Federal Railroad Administration sentence.

This was just one bad example from the FRA, which ranked 26th on the 2017 clarity index, slipping eight spots from 18th in 2016. Visible Thread CEO Fergal McGovern called the agency “long-winded” in an interview with Federal News Radio. “One in four sentences is in excess of 20 words. They should be splitting sentences, they should be removing and culling content. They should just simply read it aloud and see if they understand it,” he advised.

There’s not much to be done, at least legally, to take the agencies to task; the Plain Writing Act expressly bars judicial review and creates no way for citizens to take agencies to court over the law.

A user-friendly take

Visible Thread algorithmically analyzed 100 pages of each agency’s communications online for the index rankings. Sites are tested for readability, passive language, long sentences, and density of complex words. Ideal writing that meets all plainness criteria is at an eighth-grade reading level.

Puzzle pieces.
Mulling meaning.
Image: Pixabay

There was a wide range in results across agencies, according to the report. The best clarified difficult topics and the worst muddled information with strange formulations. Sites are scored on individual criteria, showing progress or slips in each area over the previous year. Agencies are also ranked overall, meaning some fall in the rankings as others rise.

The good news is that some agencies have shown improvement, proving perhaps that practice can perfect. The National Archives went from 10th place in 2016 to first this year by writing shorter, more clear sentences, per the report. Similarly, the Centers for Disease Control moved from seventh last year to second in 2017, scoring highest in readability. Given that these agencies are tasked with maintaining the nation’s records and communicating about critical health developments, respectively, their clear communication is heartening.

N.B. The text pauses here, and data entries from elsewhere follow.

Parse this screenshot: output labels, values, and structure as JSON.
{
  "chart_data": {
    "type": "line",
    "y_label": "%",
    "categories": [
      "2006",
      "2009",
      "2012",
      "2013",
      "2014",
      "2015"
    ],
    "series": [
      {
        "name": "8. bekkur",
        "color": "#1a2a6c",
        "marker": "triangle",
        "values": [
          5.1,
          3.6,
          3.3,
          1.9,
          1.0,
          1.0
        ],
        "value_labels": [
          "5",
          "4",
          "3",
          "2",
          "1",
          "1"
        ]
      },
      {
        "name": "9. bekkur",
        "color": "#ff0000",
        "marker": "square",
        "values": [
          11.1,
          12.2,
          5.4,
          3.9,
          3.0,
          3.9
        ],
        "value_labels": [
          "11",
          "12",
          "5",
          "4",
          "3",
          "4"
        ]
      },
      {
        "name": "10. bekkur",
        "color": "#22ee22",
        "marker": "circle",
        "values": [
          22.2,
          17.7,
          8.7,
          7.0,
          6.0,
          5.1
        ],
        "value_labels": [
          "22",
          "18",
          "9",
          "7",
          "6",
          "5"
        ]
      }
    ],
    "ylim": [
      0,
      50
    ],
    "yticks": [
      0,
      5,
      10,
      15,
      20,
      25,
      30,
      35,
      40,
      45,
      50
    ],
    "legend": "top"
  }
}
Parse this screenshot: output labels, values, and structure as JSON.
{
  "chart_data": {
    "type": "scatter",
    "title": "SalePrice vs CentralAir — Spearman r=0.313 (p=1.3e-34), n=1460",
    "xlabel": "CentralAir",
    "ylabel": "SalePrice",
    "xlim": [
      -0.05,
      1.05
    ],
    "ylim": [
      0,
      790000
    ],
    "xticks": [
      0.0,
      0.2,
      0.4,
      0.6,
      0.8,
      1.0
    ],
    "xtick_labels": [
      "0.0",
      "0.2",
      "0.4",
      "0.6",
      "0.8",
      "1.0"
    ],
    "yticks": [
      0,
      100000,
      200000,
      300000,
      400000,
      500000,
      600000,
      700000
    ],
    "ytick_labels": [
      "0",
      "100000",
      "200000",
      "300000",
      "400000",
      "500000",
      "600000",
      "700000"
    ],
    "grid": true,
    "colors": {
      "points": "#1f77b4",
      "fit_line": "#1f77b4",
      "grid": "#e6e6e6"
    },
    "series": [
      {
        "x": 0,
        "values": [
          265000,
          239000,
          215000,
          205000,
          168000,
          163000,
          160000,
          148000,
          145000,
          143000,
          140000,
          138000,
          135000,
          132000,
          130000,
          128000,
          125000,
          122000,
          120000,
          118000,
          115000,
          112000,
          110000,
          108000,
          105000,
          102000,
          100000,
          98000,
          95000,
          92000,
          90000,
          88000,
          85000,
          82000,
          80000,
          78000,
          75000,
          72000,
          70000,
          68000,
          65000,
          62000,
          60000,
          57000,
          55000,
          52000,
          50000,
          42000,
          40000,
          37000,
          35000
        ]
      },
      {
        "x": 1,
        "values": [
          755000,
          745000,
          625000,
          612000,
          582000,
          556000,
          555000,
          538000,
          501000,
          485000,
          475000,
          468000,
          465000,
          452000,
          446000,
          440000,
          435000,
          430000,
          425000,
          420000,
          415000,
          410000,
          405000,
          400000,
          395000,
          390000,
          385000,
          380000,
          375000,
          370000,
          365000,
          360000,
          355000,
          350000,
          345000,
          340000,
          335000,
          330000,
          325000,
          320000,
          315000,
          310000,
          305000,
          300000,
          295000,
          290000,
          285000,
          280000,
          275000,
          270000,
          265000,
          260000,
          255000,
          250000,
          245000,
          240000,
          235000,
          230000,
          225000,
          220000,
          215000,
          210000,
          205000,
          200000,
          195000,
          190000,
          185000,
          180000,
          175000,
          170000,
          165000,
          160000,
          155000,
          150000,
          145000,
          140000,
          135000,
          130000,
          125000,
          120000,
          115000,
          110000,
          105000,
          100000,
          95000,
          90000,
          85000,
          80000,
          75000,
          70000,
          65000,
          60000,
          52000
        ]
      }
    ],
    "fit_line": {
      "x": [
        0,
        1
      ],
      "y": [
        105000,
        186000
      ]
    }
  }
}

The most dramatic change in showing came from Community Oriented Policing Services. It rose from last place in 2016 to third this year by transforming wordy, passive, and complex expressions into simple, readable, and direct prose, the report said. The Smithsonian and Federal Aviation Administration followed in fourth and fifth place rankings on the index. “The commonality across all these guys is a very low level of long sentences,” McGovern told Federal News Radio.

Conciseness is rare. Across indexed agencies, on average, one in four sentences was considered too long, exceeding 20 words. This was the same percentage as 2016. The Substance Abuse and Mental Health Services Administration ranked lowest, showing how not to write in this terribly long sentence.

SAMHSA aample sentence.
SAMHSA sample sentence.

Visible Thread said SAMHSA must improve. It believes plain language is a life or death matter, arguing:

This is the federal agency for people seeking information on substance abuse and mental health services. The United States is experiencing unprecedented opioid abuse…. Getting the right information to the right people in a clear and correct manner will save both money and lives.

The Federal Bureau of Investigation site also ranked among the unintelligible at 27. Could the FBI be deliberately using language to obfuscate? Maybe it’s a spy trick.

Puzzling collage.
Making it plain.
Image: el

Or, more likely, telling it like it is takes literary skill. Ernest Hemingway’s famously plain prose style was honed over decades, after all.

Plus, the Plain Writing Act unintentionally proves the point that simple language is easier imagined than written. In its mission statement, the law provides:

The purpose of this Act is to improve the effectiveness and accountability of federal agencies to the public by prompting clear government communication that the public can understand and use.

That 30-word sentence—with passive language!—doesn’t meet the Web Clarity Index criteria, it seems. In my plain language version the Act’s purpose is 22 words. It reads:

This Act intends to make federal agencies more effective and accountable by demanding clear communication that the public can use and understand.